Cameroon-born indie rock artist Lætitia Tamko is already getting tons of attention for her impressive debut album as Vagabon, and after one listen to Infinite Worlds it’s easy to understand why. Tamko throws herself into these songs with an unrestrained passion while keeping the complex blend of styles perfectly arranged. Reworked older single ‘Fear & Force’ remains a highlight with its earnest plea of, “Freddie, come back,” growing only more intimate by keeping the relationship ambiguous.

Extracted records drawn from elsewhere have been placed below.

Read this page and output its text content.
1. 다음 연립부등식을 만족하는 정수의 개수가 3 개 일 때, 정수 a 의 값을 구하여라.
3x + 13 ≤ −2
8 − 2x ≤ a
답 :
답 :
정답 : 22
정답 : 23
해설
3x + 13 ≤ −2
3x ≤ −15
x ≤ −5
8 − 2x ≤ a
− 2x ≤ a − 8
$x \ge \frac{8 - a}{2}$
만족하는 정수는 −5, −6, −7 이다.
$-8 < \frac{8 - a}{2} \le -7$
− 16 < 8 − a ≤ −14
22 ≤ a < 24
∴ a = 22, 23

With a voice that sometimes brings to mind Hop Along’s Frances Quinlan, Tamko shows off her range throughout with searing rock songs (‘Minneapolis’, ‘100 Years’), woozy electronic space-outs like the wonderful ‘Mal A L’aise’ and acoustic tracks like the closing ‘Alive And A Well’. It’s not even 30 minutes long, but the title delivers.


Fire-Toolz
Drip Mental

Fire-Toolz is one of the many monikers of genre-melting Chicago experimentalist Angel Marcloid. My introduction to Marcloid came when I stumbled upon her vaporwave/noise/??? label Swamp Circle (which I featured in an earlier column) and though Drip Mental is released on fellow Chi label Hausu Mountain, it expands on the surreal corner of the internet she’s already carved out.

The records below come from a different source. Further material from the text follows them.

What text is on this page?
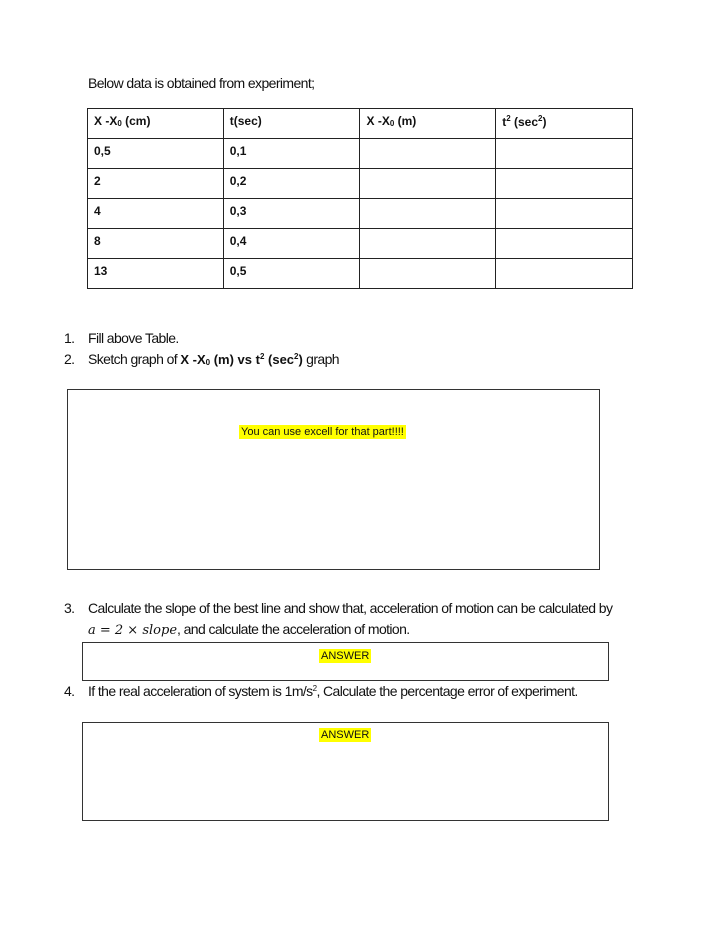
Below data is obtained from experiment;
X $-X_0$ (cm)	t(sec)	X $-X_0$ (m)	$t^2$ $(\sec^2)$
0,5	0,1		
2	0,2		
4	0,3		
8	0,4		
13	0,5		
1. Fill above Table.
2. Sketch graph of X $-X_0$ (m) vs $t^2$ $(\sec^2)$ graph
You can use excell for that part!!!!
3. Calculate the slope of the best line and show that, acceleration of motion can be calculated by
a = 2 × slope, and calculate the acceleration of motion.
ANSWER
4. If the real acceleration of system is $1m/s^2$, Calculate the percentage error of experiment.
ANSWER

Any given second of Drip Mental could find Marcloid engaging in synthpop, Muzak, vaporwave, black metal, or industrial music. Every track is a rollercoaster, but the kind you make in Rollercoaster Tycoon when you just want to cause as much destruction as possible. It’s hugely entertaining and Marcloid is clearly having fun with these wild genre clashes (following a track ‘All Deth Is U’ with ‘All Deth Is U2’ still makes me laugh), but every disparate element — from the dreamy synth clouds to her hissed black metal vocals — are impeccably crafted. When everything gels on highlights like ‘The Graying Of The Crocs’ and ‘To See My Hatred Clearly’ it’s incredible, showing an artist with the confidence to juggle way too much, but the charisma and skill to say “fuck it” and pull it off anyway.



Nico Niquo
In A Silent Way

Released on Orange Milk, the second Nico Niquo album is described as “sound meditations based around the palette of modern grime music minus the percussion,” but regardless of your familiarity with the concept or grime itself, these pristine synthscapes impress. Moments like ‘He Loved Him Madly’ do reflect to the woozy, impressionistic work of grime producers like Mr. Mitch, but some of the best moments sound completely untethered.

‘Rafael’s Green in Blue Antibes’ lets drifting synths float in zero-g as they gently bump off one another and the title track is a pressure cooker of glassy arpeggios building over a haunting melody that uses a fake-out ending to set you up for bracing finale. Orange Milk finished last year stronger than ever and this only revs the engine further.



Luka Productions
Fasokan

“One of the most left-field recordings to ever come out of Mali” is how Portland-based, Sudan-focused, label Sahelsounds describe Luka Guindo’s Fasokan. The record is a blend of new age, field recordings and traditional Malinese sounds so potent it just needs to be heard. Through their blend of bent electronics and chopped up traditional instruments like Balafon and Kora, crisp spoken word tracks like ‘Terriya’ and ‘L’Excision’ actually bring to mind Visible Cloaks’s Miyaki Koda collab ‘Valve’. It’s a record that sounds just as interested in bridging cultural sounds, but far easier to overlook. Don’t.